Polyphenylene oxide (PPO), as one of the significant low-dielectric resins, plays a critical role in the electronic packaging of 5.5G/6G communications and artificial intelligence. However, the high-performance application of PPO is limited by its thermoplastic nature. Designing PPO with thermosetting characteristics while enhancing its thermal resistance, low dielectric properties and processability posed a critical challenge. Herein, a novel ambient moisture-curable silane-modified PPO (SLPPO) was designed and synthesized through precisely grafting diallylamine onto the backbone of PPO, and followed by efficiently coupling with γ-mercaptopropyl trimethoxysilane (MPTMS).

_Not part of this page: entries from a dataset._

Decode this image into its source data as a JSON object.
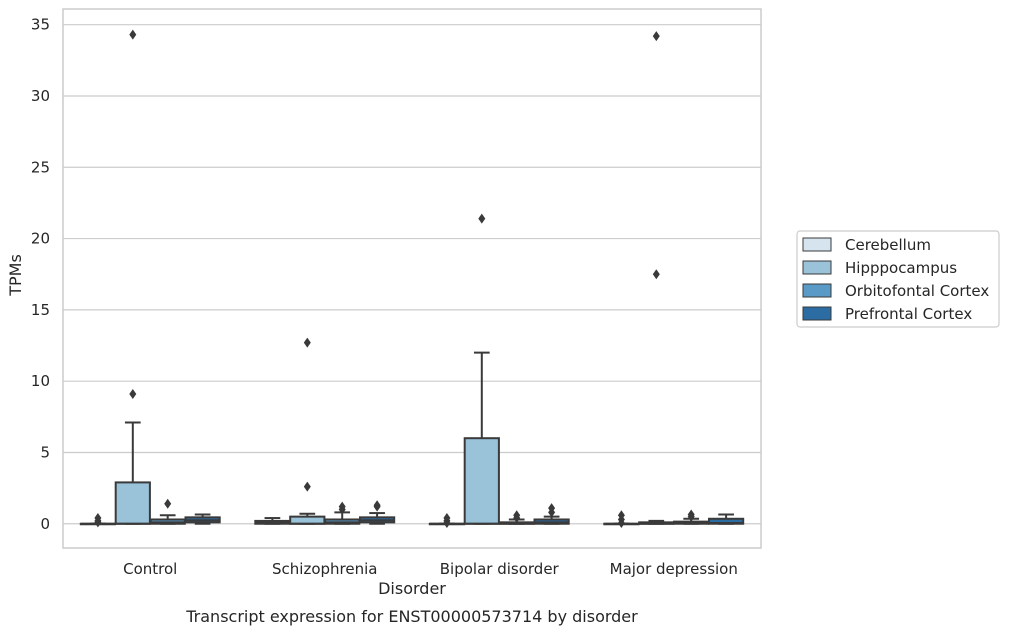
{
  "chart_data": {
    "type": "box",
    "title": "",
    "caption": "Transcript expression for ENST00000573714 by disorder",
    "xlabel": "Disorder",
    "ylabel": "TPMs",
    "ylim": [
      -1.7,
      36.1
    ],
    "yticks": [
      0,
      5,
      10,
      15,
      20,
      25,
      30,
      35
    ],
    "grid": "horizontal",
    "legend_position": "right",
    "categories": [
      "Control",
      "Schizophrenia",
      "Bipolar disorder",
      "Major depression"
    ],
    "series": [
      {
        "name": "Cerebellum",
        "color": "#d6e4f0",
        "boxes": [
          {
            "q1": 0,
            "median": 0,
            "q3": 0,
            "whisker_low": 0,
            "whisker_high": 0,
            "outliers": [
              0.4,
              0.2,
              0.1
            ]
          },
          {
            "q1": 0,
            "median": 0.1,
            "q3": 0.2,
            "whisker_low": 0,
            "whisker_high": 0.4,
            "outliers": []
          },
          {
            "q1": 0,
            "median": 0,
            "q3": 0,
            "whisker_low": 0,
            "whisker_high": 0,
            "outliers": [
              0.4,
              0.2,
              0.05
            ]
          },
          {
            "q1": 0,
            "median": 0,
            "q3": 0,
            "whisker_low": 0,
            "whisker_high": 0,
            "outliers": [
              0.6,
              0.3,
              0.05
            ]
          }
        ]
      },
      {
        "name": "Hipppocampus",
        "color": "#9ac3da",
        "boxes": [
          {
            "q1": 0,
            "median": 0,
            "q3": 2.9,
            "whisker_low": 0,
            "whisker_high": 7.1,
            "outliers": [
              9.1,
              34.3
            ]
          },
          {
            "q1": 0,
            "median": 0,
            "q3": 0.5,
            "whisker_low": 0,
            "whisker_high": 0.7,
            "outliers": [
              2.6,
              12.7
            ]
          },
          {
            "q1": 0,
            "median": 0,
            "q3": 6.0,
            "whisker_low": 0,
            "whisker_high": 12.0,
            "outliers": [
              21.4
            ]
          },
          {
            "q1": 0,
            "median": 0,
            "q3": 0.1,
            "whisker_low": 0,
            "whisker_high": 0.2,
            "outliers": [
              17.5,
              34.2
            ]
          }
        ]
      },
      {
        "name": "Orbitofontal Cortex",
        "color": "#5a9ac6",
        "boxes": [
          {
            "q1": 0,
            "median": 0.1,
            "q3": 0.3,
            "whisker_low": 0,
            "whisker_high": 0.6,
            "outliers": [
              1.4
            ]
          },
          {
            "q1": 0,
            "median": 0.1,
            "q3": 0.3,
            "whisker_low": 0,
            "whisker_high": 0.8,
            "outliers": [
              1.2,
              1.0
            ]
          },
          {
            "q1": 0,
            "median": 0,
            "q3": 0.1,
            "whisker_low": 0,
            "whisker_high": 0.3,
            "outliers": [
              0.6,
              0.4
            ]
          },
          {
            "q1": 0,
            "median": 0.05,
            "q3": 0.15,
            "whisker_low": 0,
            "whisker_high": 0.35,
            "outliers": [
              0.65,
              0.5
            ]
          }
        ]
      },
      {
        "name": "Prefrontal Cortex",
        "color": "#2b6ca3",
        "boxes": [
          {
            "q1": 0.1,
            "median": 0.25,
            "q3": 0.45,
            "whisker_low": 0,
            "whisker_high": 0.65,
            "outliers": []
          },
          {
            "q1": 0.1,
            "median": 0.25,
            "q3": 0.45,
            "whisker_low": 0,
            "whisker_high": 0.75,
            "outliers": [
              1.3,
              1.2
            ]
          },
          {
            "q1": 0,
            "median": 0.1,
            "q3": 0.3,
            "whisker_low": 0,
            "whisker_high": 0.5,
            "outliers": [
              1.1,
              0.8
            ]
          },
          {
            "q1": 0,
            "median": 0.05,
            "q3": 0.35,
            "whisker_low": 0,
            "whisker_high": 0.65,
            "outliers": []
          }
        ]
      }
    ]
  }
}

SLPPO presented high self-crosslinking density, as well as processability and formability characteristics at ambient temperature. The intrinsically non-polar rigid backbone and densely crosslinked non-polar silane side chains imparted ultralow dielectric properties to the thermoset (SLPPO₁₉DBT, where DBT was the catalyst dibutyltin dilaurate), concurrently enabling synergistic enhancements in thermal resistance (T_g of 263.8 °C), low-dielectric performance (D_k = 2.40, D_f = 0.0017, 10 GHz) and exceptional flame retardancy. In addition, the toughness of SLPPO can be tailored feasibly by incorporating bis(hydroxyl-terminated) polydimethylsiloxane via an in-situ reaction-mediated phase separation. Furthermore, we further engineered two application formats: printed circuit boards prepreg and extreme-environment-resistant superhydrophobic coatings. This work provides an insight for transforming thermoplastics into functional thermosets, extending promise for their applications in electronic packaging.